As the COVID-19 pandemic presses on, legislators and regulators continue to remind the public of the importance of data security and privacy protections. On April 30th, U.S. Senator Roger Wicker (R-Miss), Chairman of the Senate Committee on Commerce, Science, and Transportation, announced plans to introduce (jointly with several co-sponsors) the COVID-19 Consumer Data Protection Act. The bill aims to provide consumers with greater “transparency, choice, and control” over their health, geolocation and proximity data.
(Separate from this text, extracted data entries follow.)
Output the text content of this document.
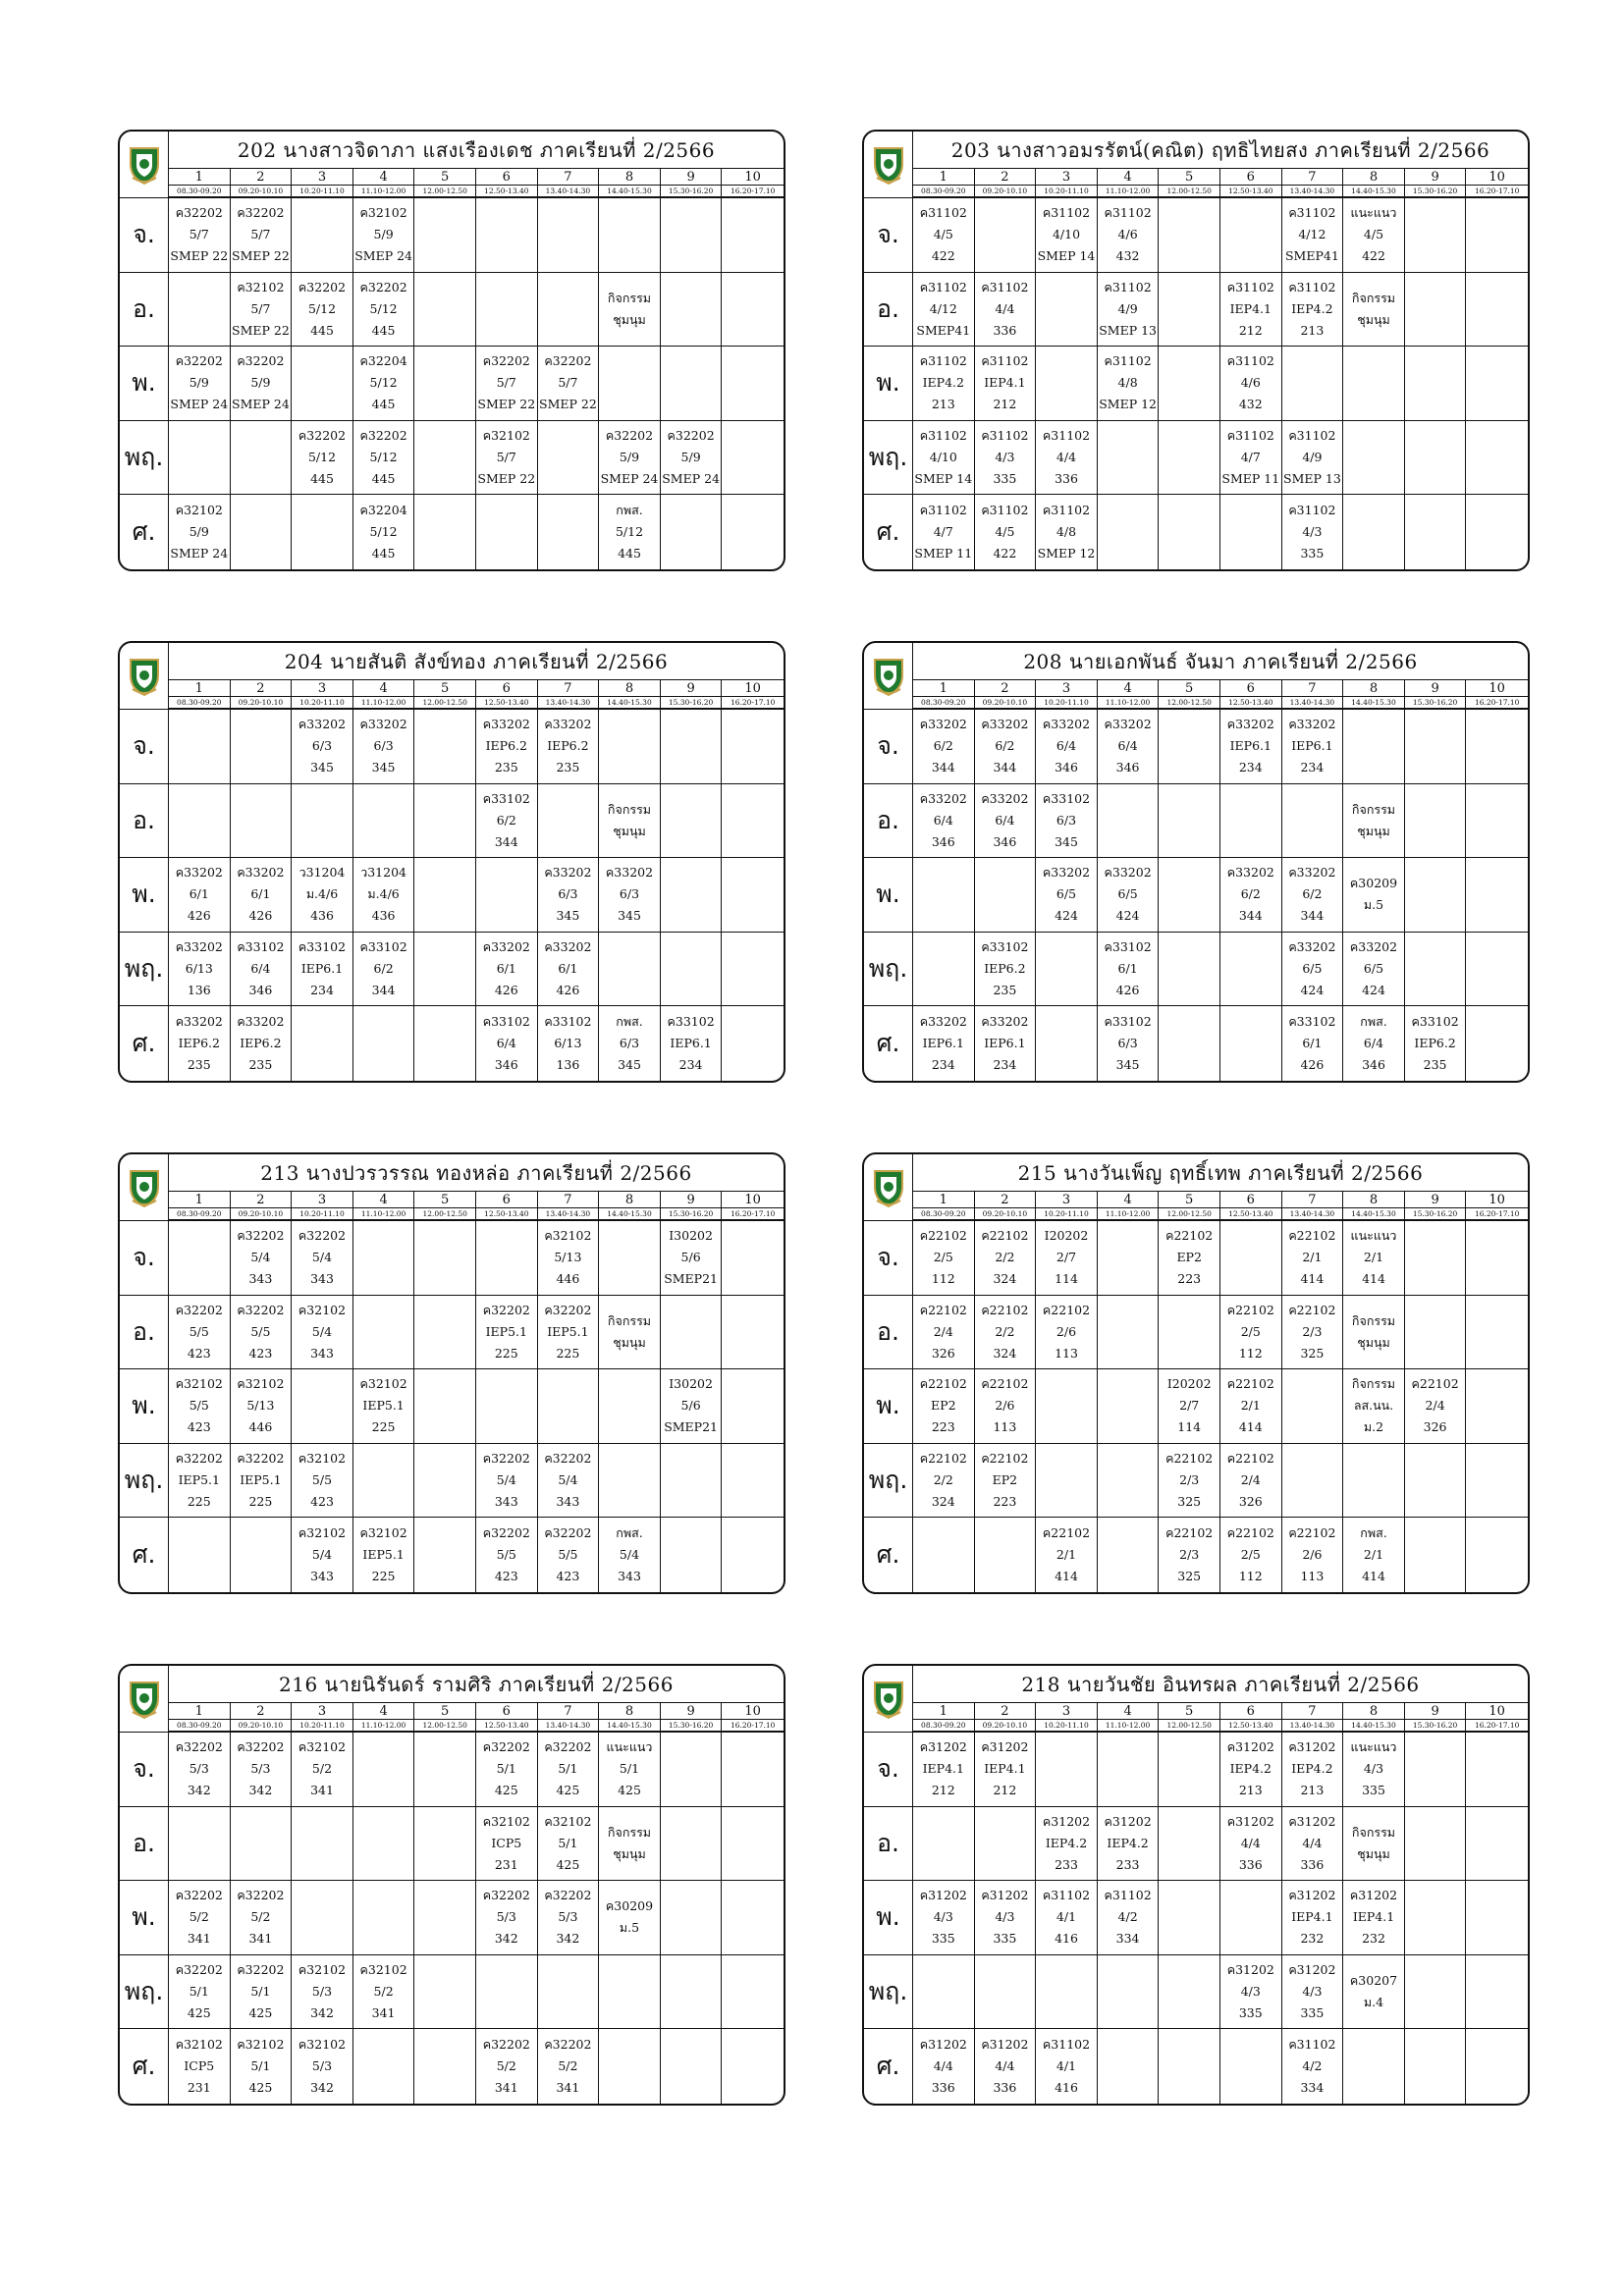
202 นางสาวจิดาภา แสงเรืองเดช ภาคเรียนที่ 2/2566
1
08.30-09.20
2
09.20-10.10
3
10.20-11.10
4
11.10-12.00
5
12.00-12.50
6
12.50-13.40
7
13.40-14.30
8
14.40-15.30
9
15.30-16.20
10
16.20-17.10
จ.
ค32202
5/7
SMEP 22
ค32202
5/7
SMEP 22
ค32102
5/9
SMEP 24
อ.
ค32102
5/7
SMEP 22
ค32202
5/12
445
ค32202
5/12
445
กิจกรรม
ชุมนุม
พ.
ค32202
5/9
SMEP 24
ค32202
5/9
SMEP 24
ค32204
5/12
445
ค32202
5/7
SMEP 22
ค32202
5/7
SMEP 22
พฤ.
ค32202
5/12
445
ค32202
5/12
445
ค32102
5/7
SMEP 22
ค32202
5/9
SMEP 24
ค32202
5/9
SMEP 24
ศ.
ค32102
5/9
SMEP 24
ค32204
5/12
445
กพส.
5/12
445
203 นางสาวอมรรัตน์(คณิต) ฤทธิไทยสง ภาคเรียนที่ 2/2566
1
08.30-09.20
2
09.20-10.10
3
10.20-11.10
4
11.10-12.00
5
12.00-12.50
6
12.50-13.40
7
13.40-14.30
8
14.40-15.30
9
15.30-16.20
10
16.20-17.10
จ.
ค31102
4/5
422
ค31102
4/10
SMEP 14
ค31102
4/6
432
ค31102
4/12
SMEP41
แนะแนว
4/5
422
อ.
ค31102
4/12
SMEP41
ค31102
4/4
336
ค31102
4/9
SMEP 13
ค31102
IEP4.1
212
ค31102
IEP4.2
213
กิจกรรม
ชุมนุม
พ.
ค31102
IEP4.2
213
ค31102
IEP4.1
212
ค31102
4/8
SMEP 12
ค31102
4/6
432
พฤ.
ค31102
4/10
SMEP 14
ค31102
4/3
335
ค31102
4/4
336
ค31102
4/7
SMEP 11
ค31102
4/9
SMEP 13
ศ.
ค31102
4/7
SMEP 11
ค31102
4/5
422
ค31102
4/8
SMEP 12
ค31102
4/3
335
204 นายสันติ สังข์ทอง ภาคเรียนที่ 2/2566
1
08.30-09.20
2
09.20-10.10
3
10.20-11.10
4
11.10-12.00
5
12.00-12.50
6
12.50-13.40
7
13.40-14.30
8
14.40-15.30
9
15.30-16.20
10
16.20-17.10
จ.
ค33202
6/3
345
ค33202
6/3
345
ค33202
IEP6.2
235
ค33202
IEP6.2
235
อ.
ค33102
6/2
344
กิจกรรม
ชุมนุม
พ.
ค33202
6/1
426
ค33202
6/1
426
ว31204
ม.4/6
436
ว31204
ม.4/6
436
ค33202
6/3
345
ค33202
6/3
345
พฤ.
ค33202
6/13
136
ค33102
6/4
346
ค33102
IEP6.1
234
ค33102
6/2
344
ค33202
6/1
426
ค33202
6/1
426
ศ.
ค33202
IEP6.2
235
ค33202
IEP6.2
235
ค33102
6/4
346
ค33102
6/13
136
กพส.
6/3
345
ค33102
IEP6.1
234
208 นายเอกพันธ์ จันมา ภาคเรียนที่ 2/2566
1
08.30-09.20
2
09.20-10.10
3
10.20-11.10
4
11.10-12.00
5
12.00-12.50
6
12.50-13.40
7
13.40-14.30
8
14.40-15.30
9
15.30-16.20
10
16.20-17.10
จ.
ค33202
6/2
344
ค33202
6/2
344
ค33202
6/4
346
ค33202
6/4
346
ค33202
IEP6.1
234
ค33202
IEP6.1
234
อ.
ค33202
6/4
346
ค33202
6/4
346
ค33102
6/3
345
กิจกรรม
ชุมนุม
พ.
ค33202
6/5
424
ค33202
6/5
424
ค33202
6/2
344
ค33202
6/2
344
ค30209
ม.5
พฤ.
ค33102
IEP6.2
235
ค33102
6/1
426
ค33202
6/5
424
ค33202
6/5
424
ศ.
ค33202
IEP6.1
234
ค33202
IEP6.1
234
ค33102
6/3
345
ค33102
6/1
426
กพส.
6/4
346
ค33102
IEP6.2
235
213 นางปวรวรรณ ทองหล่อ ภาคเรียนที่ 2/2566
1
08.30-09.20
2
09.20-10.10
3
10.20-11.10
4
11.10-12.00
5
12.00-12.50
6
12.50-13.40
7
13.40-14.30
8
14.40-15.30
9
15.30-16.20
10
16.20-17.10
จ.
ค32202
5/4
343
ค32202
5/4
343
ค32102
5/13
446
I30202
5/6
SMEP21
อ.
ค32202
5/5
423
ค32202
5/5
423
ค32102
5/4
343
ค32202
IEP5.1
225
ค32202
IEP5.1
225
กิจกรรม
ชุมนุม
พ.
ค32102
5/5
423
ค32102
5/13
446
ค32102
IEP5.1
225
I30202
5/6
SMEP21
พฤ.
ค32202
IEP5.1
225
ค32202
IEP5.1
225
ค32102
5/5
423
ค32202
5/4
343
ค32202
5/4
343
ศ.
ค32102
5/4
343
ค32102
IEP5.1
225
ค32202
5/5
423
ค32202
5/5
423
กพส.
5/4
343
215 นางวันเพ็ญ ฤทธิ์เทพ ภาคเรียนที่ 2/2566
1
08.30-09.20
2
09.20-10.10
3
10.20-11.10
4
11.10-12.00
5
12.00-12.50
6
12.50-13.40
7
13.40-14.30
8
14.40-15.30
9
15.30-16.20
10
16.20-17.10
จ.
ค22102
2/5
112
ค22102
2/2
324
I20202
2/7
114
ค22102
EP2
223
ค22102
2/1
414
แนะแนว
2/1
414
อ.
ค22102
2/4
326
ค22102
2/2
324
ค22102
2/6
113
ค22102
2/5
112
ค22102
2/3
325
กิจกรรม
ชุมนุม
พ.
ค22102
EP2
223
ค22102
2/6
113
I20202
2/7
114
ค22102
2/1
414
กิจกรรม
ลส.นน.
ม.2
ค22102
2/4
326
พฤ.
ค22102
2/2
324
ค22102
EP2
223
ค22102
2/3
325
ค22102
2/4
326
ศ.
ค22102
2/1
414
ค22102
2/3
325
ค22102
2/5
112
ค22102
2/6
113
กพส.
2/1
414
216 นายนิรันดร์ รามศิริ ภาคเรียนที่ 2/2566
1
08.30-09.20
2
09.20-10.10
3
10.20-11.10
4
11.10-12.00
5
12.00-12.50
6
12.50-13.40
7
13.40-14.30
8
14.40-15.30
9
15.30-16.20
10
16.20-17.10
จ.
ค32202
5/3
342
ค32202
5/3
342
ค32102
5/2
341
ค32202
5/1
425
ค32202
5/1
425
แนะแนว
5/1
425
อ.
ค32102
ICP5
231
ค32102
5/1
425
กิจกรรม
ชุมนุม
พ.
ค32202
5/2
341
ค32202
5/2
341
ค32202
5/3
342
ค32202
5/3
342
ค30209
ม.5
พฤ.
ค32202
5/1
425
ค32202
5/1
425
ค32102
5/3
342
ค32102
5/2
341
ศ.
ค32102
ICP5
231
ค32102
5/1
425
ค32102
5/3
342
ค32202
5/2
341
ค32202
5/2
341
218 นายวันชัย อินทรผล ภาคเรียนที่ 2/2566
1
08.30-09.20
2
09.20-10.10
3
10.20-11.10
4
11.10-12.00
5
12.00-12.50
6
12.50-13.40
7
13.40-14.30
8
14.40-15.30
9
15.30-16.20
10
16.20-17.10
จ.
ค31202
IEP4.1
212
ค31202
IEP4.1
212
ค31202
IEP4.2
213
ค31202
IEP4.2
213
แนะแนว
4/3
335
อ.
ค31202
IEP4.2
233
ค31202
IEP4.2
233
ค31202
4/4
336
ค31202
4/4
336
กิจกรรม
ชุมนุม
พ.
ค31202
4/3
335
ค31202
4/3
335
ค31102
4/1
416
ค31102
4/2
334
ค31202
IEP4.1
232
ค31202
IEP4.1
232
พฤ.
ค31202
4/3
335
ค31202
4/3
335
ค30207
ม.4
ศ.
ค31202
4/4
336
ค31202
4/4
336
ค31102
4/1
416
ค31102
4/2
334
Further, the bill would impose data privacy and security requirements on businesses that handle personal data related to COVID-19.

The text of the bill has not yet been released to the public, however according to Senator Wicker’s announcement, the COVID-19 Consumer Data Protection Act would:

  • Require companies under the jurisdiction of the Federal Trade Commission to obtain affirmative express consent from individuals to collect, process, or transfer their personal health, geolocation, or proximity information for the purposes of tracking the spread of COVID-19.
  • Direct companies to disclose to consumers at the point of collection how their data will be handled, to whom it will be transferred, and how long it will be retained.
  • Establish clear definitions about what constitutes aggregate and de-identified data to ensure companies adopt certain technical and legal safeguards to protect consumer data from being re-identified.
  • Require companies to allow individuals to opt out of the collection, processing, or transfer of their personal health, geolocation, or proximity information.
  • Direct companies to provide transparency reports to the public describing their data collection activities related to COVID-19.
  • Establish data minimization and data security requirements for any personally identifiable information collected by a covered entity.
  • Require companies to delete or de-identify all personally identifiable information when it is no longer being used for the COVID-19 public health emergency.
  • Authorize state attorneys general to enforce the Act.

Although the bill focuses exclusively on data related to the spread of COVID-19, its consumer protections are similar in kind to those provided for in the California Consumer Protection Act (CCPA), including, for example, notice requirements, a consumer’s right to opt out, data security obligations and more.

“While the severity of the COVID-19 health crisis cannot be overstated, individual privacy, even during times of crisis, remains critically important…This bill strikes the right balance between innovation – allowing technology companies to continue their work toward developing platforms that could trace the virus and help flatten the curve and stop the spread – and maintaining privacy protections for U.S. citizens,” stated Senator John Thune, a co-sponsor of the bill.

The bill is still in early stages of the legislative process, but may have greater success than some of the attempts at a federal consumer privacy law of late, given the urgency of the COVID-19 pandemic.

These are difficult times for many businesses, and while there has been significant flexibility from legislatures and regulators in certain areas of the law, the proposal of the COVID-19 Consumer Data Protection Act signals that data privacy and security protections continue to be a priority. Moreover, with the emergence of technologies such as contact tracing apps and social distancing wearables, increasingly used in the workplace to help limit the spread of COVID-19, collection of sensitive data related to the virus is almost inevitable. Organizations should be assessing and reviewing their data collection activities, and ensuring that a robust data protection program and written information security program (WISP) are in place.